Veja os 10 pontos que fortalecem a Frente de Esquerda Unidade como alternativa independente dos trabalhadores na Argentina.

sexta-feira 5 de novembro | Edição do dia

A esquerda trotskista argentina se prepara para uma eleição histórica, e o debate sobre essa experiência se faz necessário no Brasil, mais que nunca. Isso porque, apesar das explicações mirabolantes de oportunistas que tratam de fazer diferenças artificiais entre os dois países, é na Argentina que uma esquerda de independência de classe possui influência em setores de massas (incomparavelmente maior que a do PSOL no Brasil). A Frente de Esquerda Unidade emergiu nas eleições prévias de 12S como terceira força eleitoral, reunindo em seu interior o Partido de los Trabajadores por el Socialismo (PTS, organização irmã do MRT), o Partido Obrero (PO), a Izquierda Socialista (IS) e o Movimiento Socialista de Trabajadores (MST).
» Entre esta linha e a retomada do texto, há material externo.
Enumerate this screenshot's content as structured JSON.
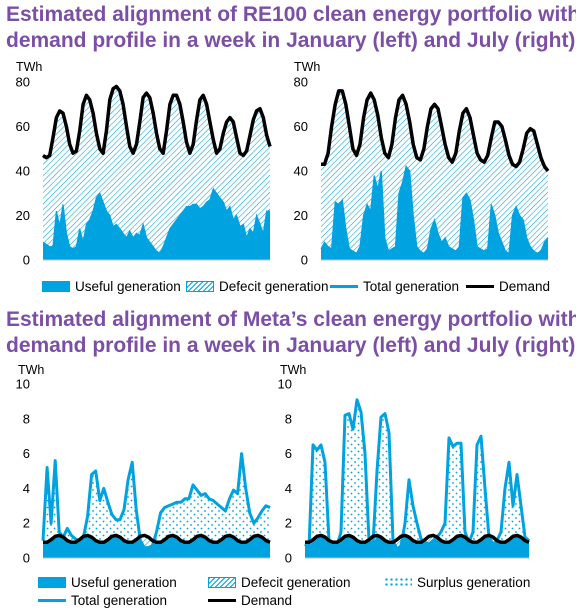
{
  "titles": {
    "top": [
      "Estimated alignment of RE100 clean energy portfolio with",
      "demand profile in a week in January (left) and July (right)"
    ],
    "bottom": [
      "Estimated alignment of Meta’s clean energy portfolio with",
      "demand profile in a week in January (left) and July (right)"
    ]
  },
  "legend_top": {
    "useful": "Useful generation",
    "deficit": "Defecit generation",
    "total": "Total generation",
    "demand": "Demand"
  },
  "legend_bottom": {
    "useful": "Useful generation",
    "deficit": "Defecit generation",
    "surplus": "Surplus generation",
    "total": "Total generation",
    "demand": "Demand"
  },
  "colors": {
    "generation": "#00a3e0",
    "demand": "#000000",
    "title": "#7b4fa6",
    "axis_text": "#000000"
  },
  "chart_data": [
    {
      "type": "area",
      "panel": "RE100 January",
      "ylabel": "TWh",
      "ylim": [
        0,
        80
      ],
      "yticks": [
        0,
        20,
        40,
        60,
        80
      ],
      "grid": false,
      "series": [
        {
          "name": "Demand",
          "values": [
            47,
            46,
            47,
            55,
            64,
            67,
            66,
            60,
            52,
            48,
            49,
            58,
            70,
            74,
            72,
            66,
            57,
            50,
            48,
            58,
            72,
            77,
            78,
            76,
            70,
            60,
            51,
            48,
            52,
            62,
            73,
            75,
            73,
            66,
            57,
            50,
            48,
            58,
            70,
            74,
            74,
            70,
            62,
            53,
            48,
            52,
            63,
            72,
            74,
            70,
            62,
            54,
            48,
            50,
            57,
            62,
            64,
            62,
            55,
            48,
            47,
            49,
            56,
            63,
            67,
            68,
            64,
            56,
            51
          ]
        },
        {
          "name": "Useful generation",
          "values": [
            8,
            7,
            6,
            6,
            22,
            15,
            25,
            12,
            6,
            5,
            6,
            14,
            8,
            16,
            18,
            22,
            28,
            30,
            26,
            22,
            20,
            15,
            16,
            14,
            12,
            10,
            13,
            10,
            12,
            11,
            16,
            10,
            8,
            6,
            4,
            3,
            6,
            10,
            14,
            16,
            18,
            20,
            22,
            24,
            24,
            25,
            25,
            23,
            24,
            26,
            27,
            32,
            30,
            28,
            26,
            22,
            24,
            18,
            20,
            15,
            16,
            10,
            14,
            12,
            20,
            16,
            12,
            22,
            22
          ]
        },
        {
          "name": "Defecit generation"
        },
        {
          "name": "Total generation"
        }
      ]
    },
    {
      "type": "area",
      "panel": "RE100 July",
      "ylabel": "TWh",
      "ylim": [
        0,
        80
      ],
      "yticks": [
        0,
        20,
        40,
        60,
        80
      ],
      "grid": false,
      "series": [
        {
          "name": "Demand",
          "values": [
            43,
            43,
            48,
            60,
            70,
            76,
            76,
            70,
            60,
            50,
            47,
            52,
            64,
            72,
            75,
            72,
            65,
            55,
            48,
            46,
            52,
            64,
            72,
            74,
            70,
            62,
            52,
            46,
            45,
            50,
            60,
            68,
            70,
            68,
            60,
            52,
            46,
            44,
            48,
            58,
            66,
            68,
            64,
            56,
            48,
            45,
            44,
            47,
            55,
            62,
            62,
            60,
            54,
            47,
            43,
            42,
            44,
            50,
            57,
            59,
            58,
            52,
            46,
            42,
            40
          ]
        },
        {
          "name": "Useful generation",
          "values": [
            5,
            8,
            6,
            5,
            26,
            25,
            27,
            14,
            5,
            4,
            3,
            6,
            20,
            25,
            22,
            38,
            32,
            40,
            10,
            4,
            5,
            6,
            30,
            35,
            42,
            40,
            20,
            6,
            4,
            3,
            5,
            14,
            18,
            12,
            8,
            10,
            6,
            5,
            4,
            6,
            28,
            30,
            27,
            18,
            6,
            5,
            4,
            5,
            25,
            20,
            12,
            8,
            4,
            3,
            20,
            24,
            20,
            18,
            10,
            6,
            4,
            3,
            4,
            8,
            10
          ]
        },
        {
          "name": "Defecit generation"
        },
        {
          "name": "Total generation"
        }
      ]
    },
    {
      "type": "area",
      "panel": "Meta January",
      "ylabel": "TWh",
      "ylim": [
        0,
        10
      ],
      "yticks": [
        0,
        2,
        4,
        6,
        8,
        10
      ],
      "grid": false,
      "series": [
        {
          "name": "Demand",
          "values": [
            0.9,
            0.9,
            1.05,
            1.25,
            1.3,
            1.2,
            1.0,
            0.9,
            0.9,
            1.05,
            1.25,
            1.3,
            1.2,
            1.0,
            0.9,
            0.9,
            1.05,
            1.25,
            1.3,
            1.2,
            1.0,
            0.9,
            0.9,
            1.05,
            1.25,
            1.3,
            1.2,
            1.0,
            0.9,
            0.9,
            1.05,
            1.25,
            1.3,
            1.2,
            1.0,
            0.9,
            0.9,
            1.05,
            1.25,
            1.3,
            1.2,
            1.0,
            0.9,
            0.9,
            1.05,
            1.25,
            1.3,
            1.2,
            1.0,
            0.9,
            0.9,
            1.05,
            1.25,
            1.3,
            1.2,
            1.0,
            0.9
          ]
        },
        {
          "name": "Total generation",
          "values": [
            1.0,
            5.2,
            2.0,
            5.6,
            1.5,
            1.2,
            1.7,
            1.3,
            1.1,
            1.0,
            1.2,
            2.4,
            4.8,
            5.0,
            3.3,
            4.0,
            3.2,
            2.5,
            2.2,
            2.2,
            2.8,
            4.5,
            5.5,
            2.8,
            1.0,
            0.6,
            0.6,
            0.7,
            1.5,
            2.6,
            2.9,
            3.0,
            3.1,
            3.2,
            3.2,
            3.4,
            3.4,
            4.2,
            3.9,
            3.6,
            3.7,
            3.4,
            3.3,
            3.1,
            2.9,
            2.7,
            3.4,
            3.9,
            3.7,
            6.0,
            4.0,
            2.6,
            2.0,
            2.3,
            2.7,
            3.0,
            2.9
          ]
        },
        {
          "name": "Useful generation"
        },
        {
          "name": "Defecit generation"
        },
        {
          "name": "Surplus generation"
        }
      ]
    },
    {
      "type": "area",
      "panel": "Meta July",
      "ylabel": "TWh",
      "ylim": [
        0,
        10
      ],
      "yticks": [
        0,
        2,
        4,
        6,
        8,
        10
      ],
      "grid": false,
      "series": [
        {
          "name": "Demand",
          "values": [
            0.9,
            0.9,
            1.05,
            1.25,
            1.3,
            1.2,
            1.0,
            0.9,
            0.9,
            1.05,
            1.25,
            1.3,
            1.2,
            1.0,
            0.9,
            0.9,
            1.05,
            1.25,
            1.3,
            1.2,
            1.0,
            0.9,
            0.9,
            1.05,
            1.25,
            1.3,
            1.2,
            1.0,
            0.9,
            0.9,
            1.05,
            1.25,
            1.3,
            1.2,
            1.0,
            0.9,
            0.9,
            1.05,
            1.25,
            1.3,
            1.2,
            1.0,
            0.9,
            0.9,
            1.05,
            1.25,
            1.3,
            1.2,
            1.0,
            0.9,
            0.9,
            1.05,
            1.25,
            1.3,
            1.2,
            1.0,
            0.9
          ]
        },
        {
          "name": "Total generation",
          "values": [
            0.8,
            0.6,
            6.5,
            6.2,
            6.5,
            5.5,
            1.0,
            0.8,
            0.7,
            1.5,
            8.2,
            8.3,
            7.4,
            9.1,
            8.4,
            6.0,
            1.0,
            0.8,
            5.0,
            8.1,
            8.3,
            7.2,
            1.0,
            0.5,
            0.7,
            2.0,
            4.5,
            3.0,
            2.0,
            1.1,
            0.9,
            0.8,
            1.0,
            1.2,
            1.5,
            2.0,
            6.9,
            6.4,
            6.6,
            6.6,
            1.5,
            0.9,
            1.5,
            6.5,
            7.0,
            4.0,
            1.2,
            0.8,
            1.0,
            1.5,
            4.0,
            5.5,
            3.0,
            4.8,
            3.0,
            1.2,
            1.0
          ]
        },
        {
          "name": "Useful generation"
        },
        {
          "name": "Defecit generation"
        },
        {
          "name": "Surplus generation"
        }
      ]
    }
  ]
}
Em uma situação de importante crise econômica no país, as tendências de rechaço ao peronismo como expressão da experiência de massas dos primeiros anos de Alberto Fernández, não estão se expressando apenas pela direita mas também pela esquerda e é isso que mostram os resultados da FIT-U emergindo como terceira força nacional. Mais que isso: como diz o jornal La Nación, o governo está inquieto pela fuga de seus votos ao trotskismo, em particular para as figuras dirigentes do PTS na Frente de Esquerda Unidade, como Nicolás del Caño, Myriam Bregman e Alejandro Vilca.
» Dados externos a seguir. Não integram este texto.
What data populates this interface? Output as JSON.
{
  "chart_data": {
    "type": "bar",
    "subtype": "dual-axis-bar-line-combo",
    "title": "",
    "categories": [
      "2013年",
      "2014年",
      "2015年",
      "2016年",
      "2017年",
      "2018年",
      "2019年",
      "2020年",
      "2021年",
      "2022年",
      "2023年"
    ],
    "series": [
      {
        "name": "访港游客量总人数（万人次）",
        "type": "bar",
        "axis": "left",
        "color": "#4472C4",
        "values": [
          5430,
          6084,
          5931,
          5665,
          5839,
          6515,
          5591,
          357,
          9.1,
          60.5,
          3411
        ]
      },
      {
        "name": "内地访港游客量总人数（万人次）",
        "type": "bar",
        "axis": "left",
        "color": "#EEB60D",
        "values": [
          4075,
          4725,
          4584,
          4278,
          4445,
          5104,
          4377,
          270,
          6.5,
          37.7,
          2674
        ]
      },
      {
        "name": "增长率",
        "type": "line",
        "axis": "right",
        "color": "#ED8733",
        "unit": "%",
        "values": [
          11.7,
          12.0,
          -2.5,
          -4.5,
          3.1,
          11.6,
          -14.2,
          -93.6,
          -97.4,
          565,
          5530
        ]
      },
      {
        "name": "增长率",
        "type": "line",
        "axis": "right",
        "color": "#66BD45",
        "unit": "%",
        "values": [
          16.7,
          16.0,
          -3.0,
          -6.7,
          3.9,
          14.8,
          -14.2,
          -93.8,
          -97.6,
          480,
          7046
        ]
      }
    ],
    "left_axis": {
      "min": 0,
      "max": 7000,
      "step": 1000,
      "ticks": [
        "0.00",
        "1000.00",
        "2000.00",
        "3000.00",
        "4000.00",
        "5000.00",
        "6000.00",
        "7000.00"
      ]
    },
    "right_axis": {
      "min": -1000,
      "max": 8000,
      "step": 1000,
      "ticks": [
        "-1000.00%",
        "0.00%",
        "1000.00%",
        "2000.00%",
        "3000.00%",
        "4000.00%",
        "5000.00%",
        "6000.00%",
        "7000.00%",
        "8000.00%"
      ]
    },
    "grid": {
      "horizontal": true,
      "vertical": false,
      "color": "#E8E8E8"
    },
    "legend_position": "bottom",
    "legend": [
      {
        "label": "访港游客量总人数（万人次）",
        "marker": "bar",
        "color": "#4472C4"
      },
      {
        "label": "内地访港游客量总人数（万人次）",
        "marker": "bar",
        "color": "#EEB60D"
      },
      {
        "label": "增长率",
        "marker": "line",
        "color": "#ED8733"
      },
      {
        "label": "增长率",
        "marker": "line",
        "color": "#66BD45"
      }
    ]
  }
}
Elencamos aqui os dez pontos:

1) Após o fracasso do governo direitista de Mauricio Macri, hoje são milhões de pessoas também desencantadas com o peronismo, na coalizão presidencial da Frente de Todos, pois disseram que vinha encher a geladeira mas continuaram o ajuste e depois que as eleições prévias (PASO) nomeou funcionários repressivos e contra os direitos das mulheres como Juan Manzur, Aníbal Fernández ou Julián Domínguez. E aparecem demagogos como Javier Milei ou José Luis Espert, que falam de "liberdade" mas só querem aprofundar o ajuste e até mesmo apresentar candidatos que defendem a ditadura. Diante deles, é necessário dar força à Frente de Esquerda e dos Trabalhadores Unidade. É ela que está sempre do lado dos trabalhadores, presente fisicamente em todas as suas lutas, utilizando as bancadas parlamentares para impulsionar a luta de classes extraparlamentar (de acordo com as diretrizes da III Internacional de Lênin e Trotski), sempre apostando na unidade da esquerda para construir uma alternativa que dê a volta à história, com a força dos trabalhadores, das mulheres e dos jovens. Não há nada parecido no Brasil, e por isso é uma grande inspiração para pensarmos em nosso país em como intervir na luta de classes, e também nas eleições, com uma política independente, anticapitalista e socialista.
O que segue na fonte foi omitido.